Arquivo de etiquetas: europa

Seminário de Évora

DECLARAÇÃO DE ÉVORA

 A fidestra, com o apoio do eza e o alto patrocínio da comissão europeia, organizou o seminário, cujo tema centra “ o emprego ilegal a as condições de trabalho dos imigrantes nos países da união europeia “.

 Foi intenção da organização, não chegar a soluções milagrosas e definitivas sobre o tema em questão, mas sim, permitir um debate, amplo, aberto e construtivo, por forma a que, através deste, pudesse dar um contributo importante para uma aproximação de intenções de resolução dum problema, que a todos nos diz respeito.

 Unanimemente foi reconhecido, que a questão da imigração, longe de ser um problema local, deverá sim, assumir uma postura global, onde, o trabalho a efectuar, incidirá não só nos países de acolhimento, como também, nos de origem.

 A mobilidade, num contexto amplo, é um direito, que qualquer cidadão, deverá ter como seu, desde que devidamente enquadrado, numa plataforma legislativa e política, que permita implementar incentivos, à sua plena integração, no país por si escolhido, para exercer a sua cidadania laboral e de vivência, aliás, não mais do que o preconizado, pelo tratado de Lisboa, para o sector.

 Como facilmente ressaltou, a supressão do emprego ilegal, depende em grande medida, por um lado, da implementação de leis que visem o enquadramento do trabalhador imigrante com a sua realidade nacional, fundamentalmente no seu país de origem, e por outro, da real vontade política dos países que os acolhem, de reconhecerem, que tal ilegalidade existe, ainda que, a inexistência de vínculo laboral, possa de alguma maneira servir de peneira, para tapar o visível, aos olhos de todos.

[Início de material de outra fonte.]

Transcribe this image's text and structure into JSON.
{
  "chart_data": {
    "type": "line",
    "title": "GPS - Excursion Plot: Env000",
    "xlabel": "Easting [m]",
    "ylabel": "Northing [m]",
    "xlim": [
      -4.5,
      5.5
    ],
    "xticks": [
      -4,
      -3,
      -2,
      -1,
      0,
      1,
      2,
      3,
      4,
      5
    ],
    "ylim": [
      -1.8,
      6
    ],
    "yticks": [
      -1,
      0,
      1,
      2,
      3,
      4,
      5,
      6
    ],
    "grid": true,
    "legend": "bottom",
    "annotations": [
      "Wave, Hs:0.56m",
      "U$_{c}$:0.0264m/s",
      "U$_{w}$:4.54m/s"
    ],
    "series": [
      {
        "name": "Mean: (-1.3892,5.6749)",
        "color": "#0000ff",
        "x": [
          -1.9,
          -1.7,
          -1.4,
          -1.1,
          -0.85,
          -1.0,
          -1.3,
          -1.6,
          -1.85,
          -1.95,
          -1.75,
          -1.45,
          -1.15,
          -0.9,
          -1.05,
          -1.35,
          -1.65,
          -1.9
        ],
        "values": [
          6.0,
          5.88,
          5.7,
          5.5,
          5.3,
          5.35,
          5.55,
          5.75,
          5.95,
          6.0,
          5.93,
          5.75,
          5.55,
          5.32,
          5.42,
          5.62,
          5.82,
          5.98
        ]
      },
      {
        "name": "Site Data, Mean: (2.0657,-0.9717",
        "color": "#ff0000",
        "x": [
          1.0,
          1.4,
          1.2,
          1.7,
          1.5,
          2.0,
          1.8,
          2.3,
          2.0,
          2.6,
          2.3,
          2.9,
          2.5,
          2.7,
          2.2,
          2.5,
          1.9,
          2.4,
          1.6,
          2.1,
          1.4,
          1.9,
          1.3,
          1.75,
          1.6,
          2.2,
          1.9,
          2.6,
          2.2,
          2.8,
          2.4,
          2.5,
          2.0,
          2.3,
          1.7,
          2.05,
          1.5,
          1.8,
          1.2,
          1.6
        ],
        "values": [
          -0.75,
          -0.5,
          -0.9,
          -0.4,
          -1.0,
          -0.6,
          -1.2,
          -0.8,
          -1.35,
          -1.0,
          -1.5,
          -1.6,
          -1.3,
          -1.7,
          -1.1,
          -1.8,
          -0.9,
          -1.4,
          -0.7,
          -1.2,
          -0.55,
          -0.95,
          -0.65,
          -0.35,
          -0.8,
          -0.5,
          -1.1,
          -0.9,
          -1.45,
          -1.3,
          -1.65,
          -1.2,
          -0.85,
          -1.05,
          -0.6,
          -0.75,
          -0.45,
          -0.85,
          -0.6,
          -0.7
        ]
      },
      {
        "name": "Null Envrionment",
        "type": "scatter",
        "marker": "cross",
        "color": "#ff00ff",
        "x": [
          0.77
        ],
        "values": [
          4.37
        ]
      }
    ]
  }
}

 O conceito da globalização, não se esgota unicamente no âmbito financeiro, mas também deverá incluir e cumprir-se, na sua componente social.

 A declaração dos direitos humanos e os princípios consagrados pela oit, não podem nem devem servir unicamente, como meios de consulta e estudo, sendo implementados consoante os interesses, normalmente económicos, dos países que pontualmente, aproveitam para benefício próprio, as suas directrizes.

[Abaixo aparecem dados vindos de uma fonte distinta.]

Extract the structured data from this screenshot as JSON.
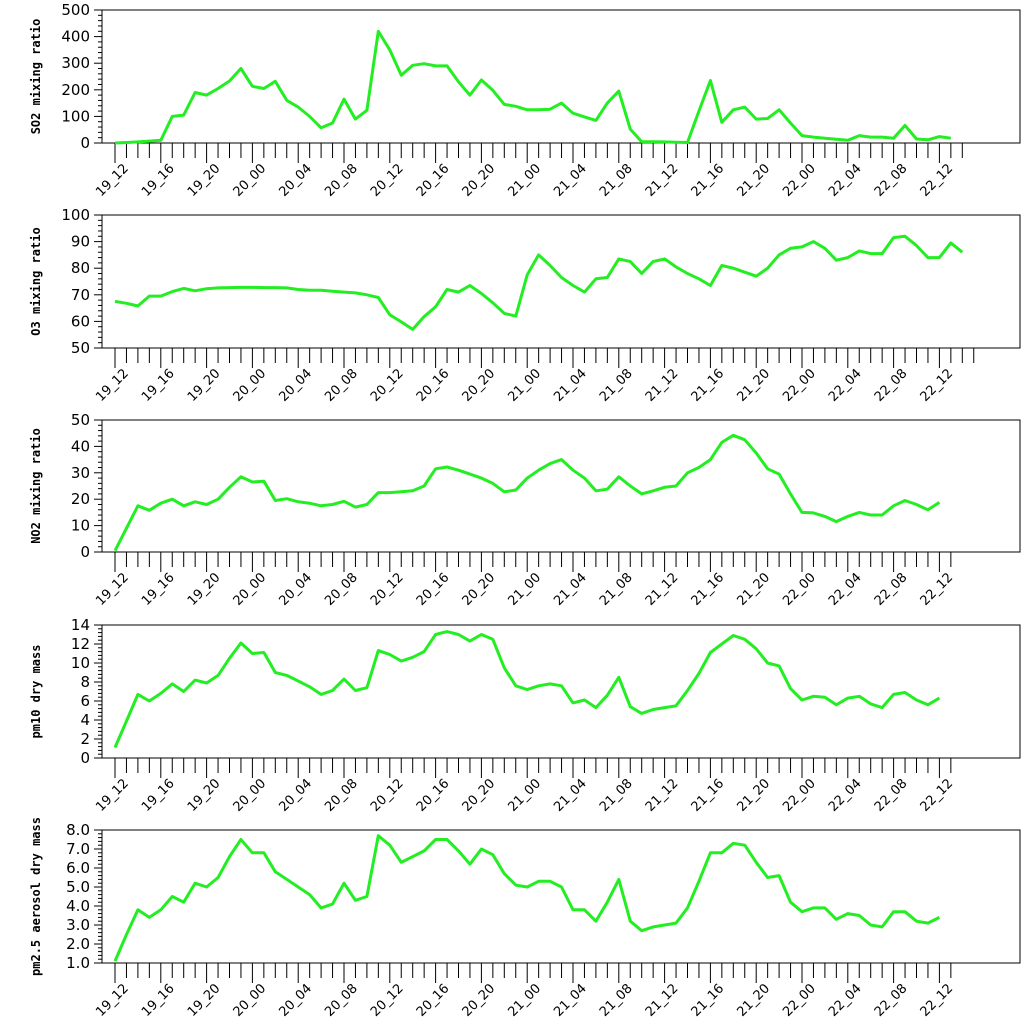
{
  "figure": {
    "series_color": "#22ee22"
  },
  "chart_data": [
    {
      "type": "line",
      "ylabel": "SO2 mixing ratio",
      "ylim": [
        0,
        500
      ],
      "yticks": [
        "0",
        "100",
        "200",
        "300",
        "400",
        "500"
      ],
      "xtick_labels": [
        "19_12",
        "19_16",
        "19_20",
        "20_00",
        "20_04",
        "20_08",
        "20_12",
        "20_16",
        "20_20",
        "21_00",
        "21_04",
        "21_08",
        "21_12",
        "21_16",
        "21_20",
        "22_00",
        "22_04",
        "22_08",
        "22_12"
      ],
      "x_start_hour": 12,
      "values": [
        0,
        2,
        4,
        7,
        10,
        100,
        105,
        190,
        180,
        205,
        233,
        280,
        213,
        205,
        232,
        160,
        135,
        100,
        57,
        75,
        165,
        90,
        123,
        420,
        350,
        255,
        292,
        298,
        290,
        290,
        230,
        180,
        237,
        198,
        145,
        138,
        125,
        125,
        127,
        150,
        112,
        98,
        85,
        150,
        195,
        52,
        5,
        5,
        4,
        3,
        2,
        120,
        235,
        78,
        125,
        135,
        90,
        92,
        125,
        75,
        28,
        22,
        18,
        14,
        10,
        28,
        22,
        22,
        18,
        66,
        15,
        12,
        24,
        18
      ]
    },
    {
      "type": "line",
      "ylabel": "O3 mixing ratio",
      "ylim": [
        50,
        100
      ],
      "yticks": [
        "50",
        "60",
        "70",
        "80",
        "90",
        "100"
      ],
      "xtick_labels": [
        "19_12",
        "19_16",
        "19_20",
        "20_00",
        "20_04",
        "20_08",
        "20_12",
        "20_16",
        "20_20",
        "21_00",
        "21_04",
        "21_08",
        "21_12",
        "21_16",
        "21_20",
        "22_00",
        "22_04",
        "22_08",
        "22_12"
      ],
      "x_start_hour": 12,
      "values": [
        67.5,
        66.8,
        65.8,
        69.5,
        69.5,
        71.2,
        72.4,
        71.5,
        72.3,
        72.6,
        72.7,
        72.8,
        72.8,
        72.7,
        72.7,
        72.6,
        72.0,
        71.7,
        71.7,
        71.3,
        71.0,
        70.7,
        70.0,
        69.0,
        62.5,
        59.8,
        57.0,
        61.8,
        65.5,
        72.0,
        71.0,
        73.5,
        70.5,
        67.0,
        63.0,
        62.0,
        77.5,
        85.0,
        81.0,
        76.5,
        73.5,
        71.0,
        76.0,
        76.5,
        83.5,
        82.5,
        78.0,
        82.5,
        83.5,
        80.5,
        78.0,
        76.0,
        73.5,
        81.0,
        80.0,
        78.5,
        77.0,
        80.0,
        85.0,
        87.5,
        88.0,
        90.0,
        87.5,
        83.0,
        84.0,
        86.5,
        85.5,
        85.5,
        91.5,
        92.0,
        88.5,
        84.0,
        84.0,
        89.5,
        86.0
      ]
    },
    {
      "type": "line",
      "ylabel": "NO2 mixing ratio",
      "ylim": [
        0,
        50
      ],
      "yticks": [
        "0",
        "10",
        "20",
        "30",
        "40",
        "50"
      ],
      "xtick_labels": [
        "19_12",
        "19_16",
        "19_20",
        "20_00",
        "20_04",
        "20_08",
        "20_12",
        "20_16",
        "20_20",
        "21_00",
        "21_04",
        "21_08",
        "21_12",
        "21_16",
        "21_20",
        "22_00",
        "22_04",
        "22_08",
        "22_12"
      ],
      "x_start_hour": 12,
      "values": [
        0.5,
        9,
        17.5,
        15.8,
        18.5,
        20,
        17.5,
        19,
        18,
        20,
        24.5,
        28.5,
        26.5,
        26.8,
        19.5,
        20.2,
        19,
        18.5,
        17.5,
        18,
        19.2,
        17,
        18,
        22.5,
        22.5,
        22.8,
        23.2,
        25,
        31.5,
        32.2,
        31,
        29.5,
        28,
        26,
        22.8,
        23.5,
        28,
        31,
        33.5,
        35,
        31,
        28,
        23.2,
        23.8,
        28.5,
        25,
        22,
        23.2,
        24.5,
        25,
        30,
        32,
        35,
        41.5,
        44.2,
        42.5,
        37.5,
        31.5,
        29.5,
        22,
        15,
        14.8,
        13.5,
        11.5,
        13.5,
        15,
        14,
        14,
        17.5,
        19.5,
        18,
        16,
        18.8
      ]
    },
    {
      "type": "line",
      "ylabel": "pm10 dry mass",
      "ylim": [
        0,
        14
      ],
      "yticks": [
        "0",
        "2",
        "4",
        "6",
        "8",
        "10",
        "12",
        "14"
      ],
      "xtick_labels": [
        "19_12",
        "19_16",
        "19_20",
        "20_00",
        "20_04",
        "20_08",
        "20_12",
        "20_16",
        "20_20",
        "21_00",
        "21_04",
        "21_08",
        "21_12",
        "21_16",
        "21_20",
        "22_00",
        "22_04",
        "22_08",
        "22_12"
      ],
      "x_start_hour": 12,
      "values": [
        1.1,
        3.9,
        6.7,
        6.0,
        6.8,
        7.8,
        7.0,
        8.2,
        7.9,
        8.7,
        10.5,
        12.1,
        11.0,
        11.1,
        9.0,
        8.7,
        8.1,
        7.5,
        6.7,
        7.1,
        8.3,
        7.1,
        7.4,
        11.3,
        10.9,
        10.2,
        10.6,
        11.2,
        13.0,
        13.3,
        13.0,
        12.3,
        13.0,
        12.5,
        9.5,
        7.6,
        7.2,
        7.6,
        7.8,
        7.6,
        5.8,
        6.1,
        5.3,
        6.6,
        8.5,
        5.4,
        4.7,
        5.1,
        5.3,
        5.5,
        7.1,
        8.9,
        11.1,
        12.0,
        12.9,
        12.5,
        11.5,
        10.0,
        9.7,
        7.3,
        6.1,
        6.5,
        6.4,
        5.6,
        6.3,
        6.5,
        5.7,
        5.3,
        6.7,
        6.9,
        6.1,
        5.6,
        6.3
      ]
    },
    {
      "type": "line",
      "ylabel": "pm2.5 aerosol dry mass",
      "ylim": [
        1.0,
        8.0
      ],
      "yticks": [
        "1.0",
        "2.0",
        "3.0",
        "4.0",
        "5.0",
        "6.0",
        "7.0",
        "8.0"
      ],
      "xtick_labels": [
        "19_12",
        "19_16",
        "19_20",
        "20_00",
        "20_04",
        "20_08",
        "20_12",
        "20_16",
        "20_20",
        "21_00",
        "21_04",
        "21_08",
        "21_12",
        "21_16",
        "21_20",
        "22_00",
        "22_04",
        "22_08",
        "22_12"
      ],
      "x_start_hour": 12,
      "values": [
        1.1,
        2.5,
        3.8,
        3.4,
        3.8,
        4.5,
        4.2,
        5.2,
        5.0,
        5.5,
        6.6,
        7.5,
        6.8,
        6.8,
        5.8,
        5.4,
        5.0,
        4.6,
        3.9,
        4.1,
        5.2,
        4.3,
        4.5,
        7.7,
        7.2,
        6.3,
        6.6,
        6.9,
        7.5,
        7.5,
        6.9,
        6.2,
        7.0,
        6.7,
        5.7,
        5.1,
        5.0,
        5.3,
        5.3,
        5.0,
        3.8,
        3.8,
        3.2,
        4.2,
        5.4,
        3.2,
        2.7,
        2.9,
        3.0,
        3.1,
        3.9,
        5.3,
        6.8,
        6.8,
        7.3,
        7.2,
        6.3,
        5.5,
        5.6,
        4.2,
        3.7,
        3.9,
        3.9,
        3.3,
        3.6,
        3.5,
        3.0,
        2.9,
        3.7,
        3.7,
        3.2,
        3.1,
        3.4
      ]
    }
  ]
}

 Ressalta à evidência, que organizações como as nossas, poderão e deverão exercer a sua influência, na minimização dos problemas adjacentes, ás causas e efeitos, amplamente discutidas nestes dois dias de seminário.

 O contacto directo com os problemas reais, a consecução de factores de pressão sobre as entidades oficiais, e muitas outras formas e intervenção, serão concerteza, um contributo essencial e fundamental, que todos nós poderemos e queremos dar.

 Conhecemos a doença, sabemos os sintomas, só nos falta poder disponibilizar o medicamento que poderá exercer o fim curativo.

 Sabemos que sozinhos, não poderemos vencer todos os problemas associados à discriminação e ao trabalho ilegal dos imigrantes…mas…todas as organizações filiadas no eza e com esta….poderemos de certeza, dar um contributo extremamente importante, no reconhecimento das vantagens de uma plena interculturalidade, tanto económica como fundamentalmente, social.

 Em resumo, a imigração, deve ser encarada como um factor positivo no desenvolvimento das sociedades.